Today, Jennings and Jones are out of the league, Nelson is halfway there, and Cobb, though still hanging on, hasn’t been near the peak of his powers for several seasons.
That’s not to say the Packers haven’t taken steps to improve. They’ve invested six picks in the position over the past three drafts, five of whom will head to camp this year. With Davante Adams locked up for several seasons to come, the Packers’ receiver group is at least stable, if unproven. If they can find their feet quickly, this group could still be potent, but for now, there are more questions than answers.
Just the basics
- Davante Adams - 6-1, 215 - Fresno State - 5th year
- Randall Cobb - 5-10, 192 - Kentucky - 8th year
- Geronimo Allison - 6-3, 202 - Illinois - 3rd year
- Trevor Davis - 6-1, 188 - Cal - 3rd year
- J’Mon Moore - 6-3, 205 - Missouri - Rookie
- Marquez Valdes-Scantling - 6-4, 206 - USF - Rookie
- Equanimeous St. Brown - 6-5, 214 - Notre Dame - Rookie
- DeAngelo Yancey - 6-1, 220 - Purdue - 2nd year
- Michael Clark - 6-6, 217 - Marshall - 1st year
- Jake Kumerow - 6-4, 205 - Wisconsin-Whitewater - 1st year
Who needs to be good?
Davante Adams has functioned as the Packers’ top receiver since mid-2016, whether anyone considered him a “true” number one receiver or not. Now, with a new contract on the books and Jordy Nelson in Oakland, there’s no doubt who the top dog is.
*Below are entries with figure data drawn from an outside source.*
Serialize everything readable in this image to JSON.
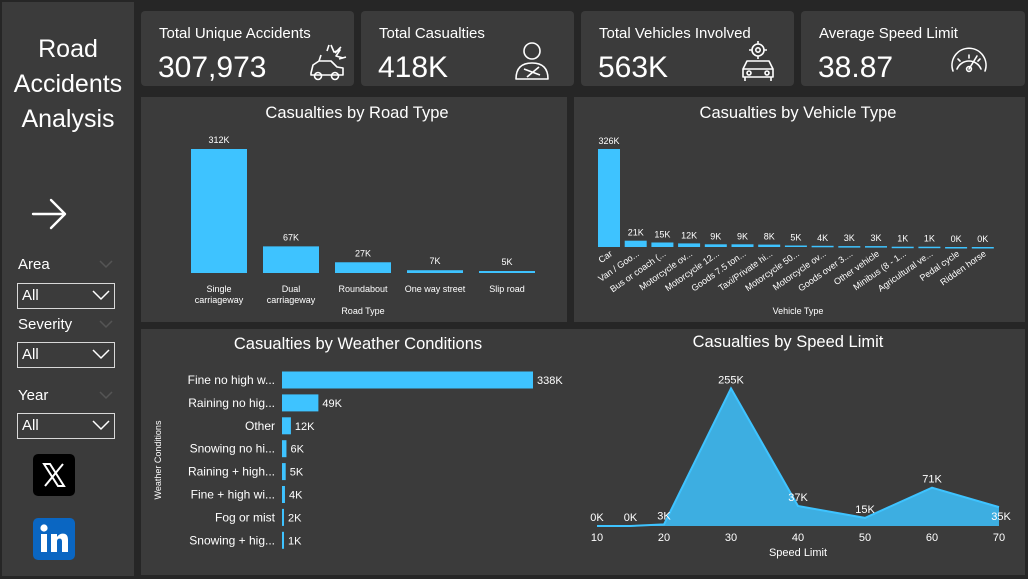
{
  "sidebar": {
    "title_lines": [
      "Road",
      "Accidents",
      "Analysis"
    ],
    "filters": [
      {
        "label": "Area",
        "value": "All"
      },
      {
        "label": "Severity",
        "value": "All"
      },
      {
        "label": "Year",
        "value": "All"
      }
    ],
    "social": [
      "x-icon",
      "linkedin-icon"
    ]
  },
  "kpis": [
    {
      "label": "Total Unique Accidents",
      "value": "307,973",
      "icon": "car-crash-icon"
    },
    {
      "label": "Total Casualties",
      "value": "418K",
      "icon": "injured-person-icon"
    },
    {
      "label": "Total Vehicles Involved",
      "value": "563K",
      "icon": "car-service-icon"
    },
    {
      "label": "Average Speed Limit",
      "value": "38.87",
      "icon": "speedometer-icon"
    }
  ],
  "colors": {
    "accent": "#3ec3ff",
    "panel": "#3b3b3b",
    "background": "#262626"
  },
  "chart_data": [
    {
      "type": "bar",
      "title": "Casualties by Road Type",
      "xlabel": "Road Type",
      "ylabel": "",
      "categories": [
        "Single carriageway",
        "Dual carriageway",
        "Roundabout",
        "One way street",
        "Slip road"
      ],
      "category_lines": [
        [
          "Single",
          "carriageway"
        ],
        [
          "Dual",
          "carriageway"
        ],
        [
          "Roundabout"
        ],
        [
          "One way street"
        ],
        [
          "Slip road"
        ]
      ],
      "values": [
        312,
        67,
        27,
        7,
        5
      ],
      "labels": [
        "312K",
        "67K",
        "27K",
        "7K",
        "5K"
      ],
      "unit": "K"
    },
    {
      "type": "bar",
      "title": "Casualties by Vehicle Type",
      "xlabel": "Vehicle Type",
      "ylabel": "",
      "categories": [
        "Car",
        "Van / Goo...",
        "Bus or coach (...",
        "Motorcycle ov...",
        "Motorcycle 12...",
        "Goods 7.5 ton...",
        "Taxi/Private hi...",
        "Motorcycle 50...",
        "Motorcycle ov...",
        "Goods over 3....",
        "Other vehicle",
        "Minibus (8 - 1...",
        "Agricultural ve...",
        "Pedal cycle",
        "Ridden horse"
      ],
      "values": [
        326,
        21,
        15,
        12,
        9,
        9,
        8,
        5,
        4,
        3,
        3,
        1,
        1,
        0,
        0
      ],
      "labels": [
        "326K",
        "21K",
        "15K",
        "12K",
        "9K",
        "9K",
        "8K",
        "5K",
        "4K",
        "3K",
        "3K",
        "1K",
        "1K",
        "0K",
        "0K"
      ],
      "unit": "K"
    },
    {
      "type": "bar",
      "orientation": "horizontal",
      "title": "Casualties by Weather Conditions",
      "xlabel": "",
      "ylabel": "Weather Conditions",
      "categories": [
        "Fine no high w...",
        "Raining no hig...",
        "Other",
        "Snowing no hi...",
        "Raining + high...",
        "Fine + high wi...",
        "Fog or mist",
        "Snowing + hig..."
      ],
      "values": [
        338,
        49,
        12,
        6,
        5,
        4,
        2,
        1
      ],
      "labels": [
        "338K",
        "49K",
        "12K",
        "6K",
        "5K",
        "4K",
        "2K",
        "1K"
      ],
      "unit": "K"
    },
    {
      "type": "area",
      "title": "Casualties by Speed Limit",
      "xlabel": "Speed Limit",
      "ylabel": "",
      "x": [
        10,
        15,
        20,
        30,
        40,
        50,
        60,
        70
      ],
      "values": [
        0,
        0,
        3,
        255,
        37,
        15,
        71,
        35
      ],
      "labels": [
        "0K",
        "0K",
        "3K",
        "255K",
        "37K",
        "15K",
        "71K",
        "35K"
      ],
      "xticks": [
        10,
        20,
        30,
        40,
        50,
        60,
        70
      ],
      "xlim": [
        10,
        70
      ],
      "ylim": [
        0,
        265
      ],
      "unit": "K"
    }
  ]
}
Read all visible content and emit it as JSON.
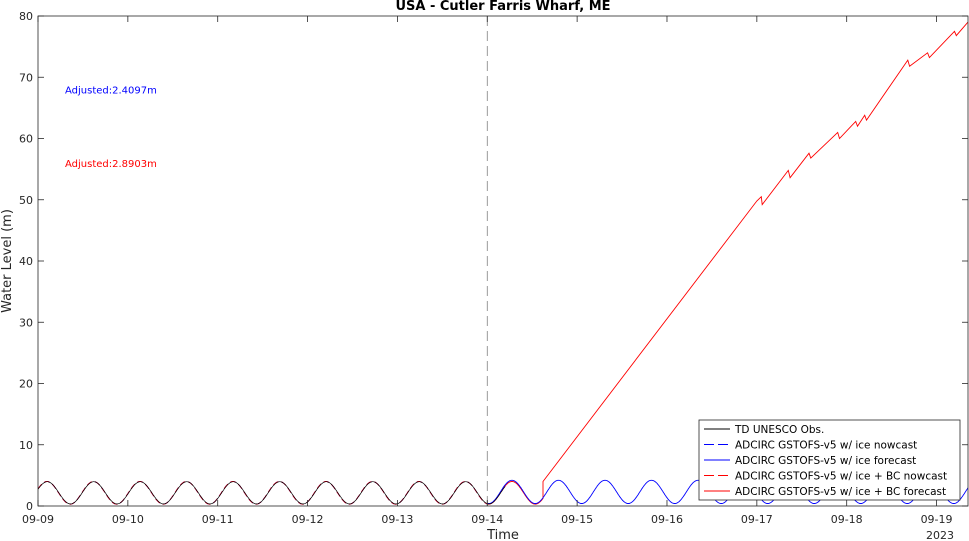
{
  "chart_data": {
    "type": "line",
    "title": "USA - Cutler Farris Wharf, ME",
    "xlabel": "Time",
    "ylabel": "Water Level (m)",
    "year_label": "2023",
    "xlim": [
      0,
      10.35
    ],
    "ylim": [
      0,
      80
    ],
    "x_ticks": [
      {
        "x": 0,
        "label": "09-09"
      },
      {
        "x": 1,
        "label": "09-10"
      },
      {
        "x": 2,
        "label": "09-11"
      },
      {
        "x": 3,
        "label": "09-12"
      },
      {
        "x": 4,
        "label": "09-13"
      },
      {
        "x": 5,
        "label": "09-14"
      },
      {
        "x": 6,
        "label": "09-15"
      },
      {
        "x": 7,
        "label": "09-16"
      },
      {
        "x": 8,
        "label": "09-17"
      },
      {
        "x": 9,
        "label": "09-18"
      },
      {
        "x": 10,
        "label": "09-19"
      }
    ],
    "y_ticks": [
      0,
      10,
      20,
      30,
      40,
      50,
      60,
      70,
      80
    ],
    "nowcast_divider_x": 5.0,
    "annotations": [
      {
        "text": "Adjusted:2.4097m",
        "color": "#0000ff",
        "y": 68
      },
      {
        "text": "Adjusted:2.8903m",
        "color": "#ff0000",
        "y": 56
      }
    ],
    "tide": {
      "mean": 2.15,
      "amplitude": 1.85,
      "period_days": 0.5175,
      "phase": 0.1,
      "forecast_amplitude": 1.9,
      "forecast_mean": 2.3
    },
    "series": [
      {
        "name": "TD UNESCO Obs.",
        "color": "#000000",
        "dash": "solid",
        "x_range": [
          0,
          5.2
        ]
      },
      {
        "name": "ADCIRC GSTOFS-v5 w/ ice nowcast",
        "color": "#0000ff",
        "dash": "dashed",
        "x_range": [
          0,
          5.0
        ]
      },
      {
        "name": "ADCIRC GSTOFS-v5 w/ ice forecast",
        "color": "#0000ff",
        "dash": "solid",
        "x_range": [
          5.0,
          10.35
        ]
      },
      {
        "name": "ADCIRC GSTOFS-v5 w/ ice + BC nowcast",
        "color": "#ff0000",
        "dash": "dashed",
        "x_range": [
          0,
          5.0
        ]
      },
      {
        "name": "ADCIRC GSTOFS-v5 w/ ice + BC forecast",
        "color": "#ff0000",
        "dash": "solid",
        "x_range": [
          5.0,
          10.35
        ]
      }
    ],
    "bc_forecast_ramp": [
      {
        "x": 5.62,
        "y": 4.0
      },
      {
        "x": 8.0,
        "y": 49.8
      },
      {
        "x": 8.05,
        "y": 50.5
      },
      {
        "x": 8.06,
        "y": 49.2
      },
      {
        "x": 8.35,
        "y": 54.8
      },
      {
        "x": 8.37,
        "y": 53.6
      },
      {
        "x": 8.58,
        "y": 57.6
      },
      {
        "x": 8.6,
        "y": 56.8
      },
      {
        "x": 8.9,
        "y": 61.0
      },
      {
        "x": 8.92,
        "y": 60.0
      },
      {
        "x": 9.1,
        "y": 62.8
      },
      {
        "x": 9.12,
        "y": 62.0
      },
      {
        "x": 9.2,
        "y": 63.8
      },
      {
        "x": 9.22,
        "y": 63.0
      },
      {
        "x": 9.68,
        "y": 72.8
      },
      {
        "x": 9.7,
        "y": 71.8
      },
      {
        "x": 9.9,
        "y": 74.0
      },
      {
        "x": 9.92,
        "y": 73.2
      },
      {
        "x": 10.2,
        "y": 77.5
      },
      {
        "x": 10.22,
        "y": 76.8
      },
      {
        "x": 10.35,
        "y": 79.0
      }
    ],
    "legend_position": "bottom-right",
    "grid": false
  }
}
The Packers need Adams to play like it.
Adams has to be the receiver that draws significant attention from opposing defenses, putting his teammates in the best position to succeed. If he can be that kind of player, it will only make the rest of the receiver group more potent.
Who is the wild card?
In truth, any one of the Packers’ three rookie wide receivers could serve as something of a wild card, but J’Mon Moore is the best pick. The Packers took him ahead of Marquez Valdes-Scantling and Equanimeous St. Brown for a reason. He’s probably the most pro-ready of the three, and if he can realize his potential quickly, he’ll have a chance to play a noteworthy role this year. If he can’t, though, there’s a good chance the Packers will have to wait at least a year to see any significant input from their three draft picks.
Who could be a sleeper?
A promising physical prospect, DeAngelo Yancey couldn’t crack the 53 man roster out of training camp last year and found himself passed over when the Packers chose Michael Clark for a late season practice squad call up instead of their 2017 fifth round pick. A year later and a few pounds lighter, Yancey has a chance to show what a mistake that was. With a season of NFL life under his belt, Yancey could have an inside track on the other young receivers.